Didi had joined them. She strode across the room. “Here are the boxes with Betty’s things. The cops looked for a diary and didn’t find one,” she said.


“There’s not much there, but I kept it all anyway. Just in case,” Heidi said.


Her words seemed to linger on the air. Just in case. None of them believed Betty was ever coming back.


“Mind if I just dig in?” he asked.


“Go ahead,” Heidi said. “I’ll go make some coffee.”
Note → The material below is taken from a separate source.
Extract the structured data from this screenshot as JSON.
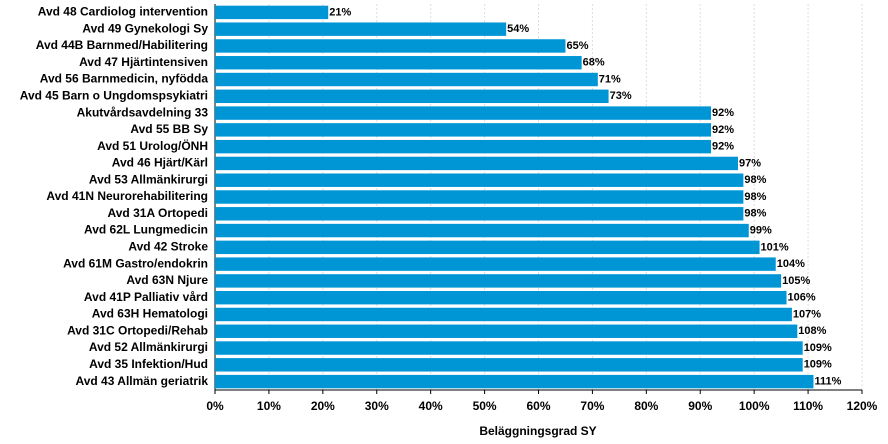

Joe heard the women turn on a little television in the kitchen and talk softly to each other while he dug into the boxes. He didn’t know what he expected to find. The first box was clothing. Washed, smelling pleasantly of fabric softener, neatly folded. Betty must have been tiny. She had skirts that would have served as a handkerchief for him.


He opened the second box and found pictures. Betty, looking young and innocent, hopeful, a brilliant smile on her face as she cradled a baby. People who might have been her parents. There was a picture of several women, Betty among them, playing softball in Central Park. There was a picture of a beautiful greyhound; on it, Betty had written, Someday! There were more pictures of Betty with friends in front of the sagging old tenement, at the zoo.


Then he found a picture that arrested his attention. It was of Betty and Genevieve O’Brien—and there was a man with them. He was turned away from the camera, but his stance spoke of assurance, and he was wearing a suit that looked to have been expensively tailored.